HP, for its part, has high hopes for its $11.7 billion bet on enterprise search and content management.

“Together with Autonomy, we plan to reinvent how both unstructured and structured data is processed, analyzed, optimized, automated and protected,” said Léo Apotheker, HP president and CEO, in a statement.

Autonomy founder and CEO Mike Lynch will continue to lead Autonomy for at least the next two years. That, at least according to Lapkin, is a positive sign.

“The [two companies] have very different cultures, and HP’s management style has undergone such a shift that I don’t know what HP’s management style is anymore,” she said. “But if HP is looking for a vision around information, Lynch is the guy with the vision. And it’s a very clear vision.”

Leslie Owens, a senior analyst in the content and collaboration spaces with Forrester Research Inc., of Cambridge, Mass., said HP’s global sales force will serve as a possible avenue to introduce enterprise search and information management to potential new buyers.

“Enterprise search is a mature market, but then Autonomy is so much more than that," she said. "Oracle has a secure enterprise search product, so now HP does, too. I see this as a macro move to get into the enterprise information management market.”

Indeed, the deal indicates the information management space is “heating up,” according to Lapkin.

“There are going to be more acquisitions in this space,” she said.
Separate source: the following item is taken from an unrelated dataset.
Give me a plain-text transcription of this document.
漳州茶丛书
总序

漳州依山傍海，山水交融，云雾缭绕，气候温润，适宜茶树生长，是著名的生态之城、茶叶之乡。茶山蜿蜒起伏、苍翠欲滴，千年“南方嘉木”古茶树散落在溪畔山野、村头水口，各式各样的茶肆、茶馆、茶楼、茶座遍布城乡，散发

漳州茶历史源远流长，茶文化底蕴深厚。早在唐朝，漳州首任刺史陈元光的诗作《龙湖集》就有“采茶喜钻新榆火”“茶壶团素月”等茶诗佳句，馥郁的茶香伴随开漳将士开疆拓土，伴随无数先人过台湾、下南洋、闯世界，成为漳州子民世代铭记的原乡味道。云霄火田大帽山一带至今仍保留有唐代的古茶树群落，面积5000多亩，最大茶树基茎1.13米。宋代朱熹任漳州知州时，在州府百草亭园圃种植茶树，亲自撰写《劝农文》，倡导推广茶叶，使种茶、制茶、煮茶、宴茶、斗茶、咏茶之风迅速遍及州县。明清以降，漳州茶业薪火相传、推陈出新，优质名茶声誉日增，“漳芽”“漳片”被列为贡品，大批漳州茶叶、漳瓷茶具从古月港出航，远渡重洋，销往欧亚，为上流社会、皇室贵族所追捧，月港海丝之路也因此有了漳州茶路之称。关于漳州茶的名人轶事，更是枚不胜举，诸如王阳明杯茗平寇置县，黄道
That perspective was shared by Feldman, who said, “The big software vendors are circling around this whole area.” Additionally, smaller vendors will develop applications to fit on top of the platforms that ultimately win out.

“It’s already happening in the search world, and they’re tremendously successful,” she said.

HP and Autonomy have very different types of customers, and Lapkin said it would be interesting to see how Autonomy’s products will be integrated into the HP portfolio. Among those products being discontinued is the HP TouchPad. The device runs HP webOS and was marketed heavily as HP’s response to the Apple iPad, but sales never materialized. The device, as well as the Pre lines of tablets and smartphones, which are also expected to be axed, sprang from the company’s $1.2 billion acquisition of Palm Computing in March last year.

While HP has stated it wants to move away from the personal computer business, and angered some partners in the process, software currently accounts for about 3% of its revenue, according to Reuters.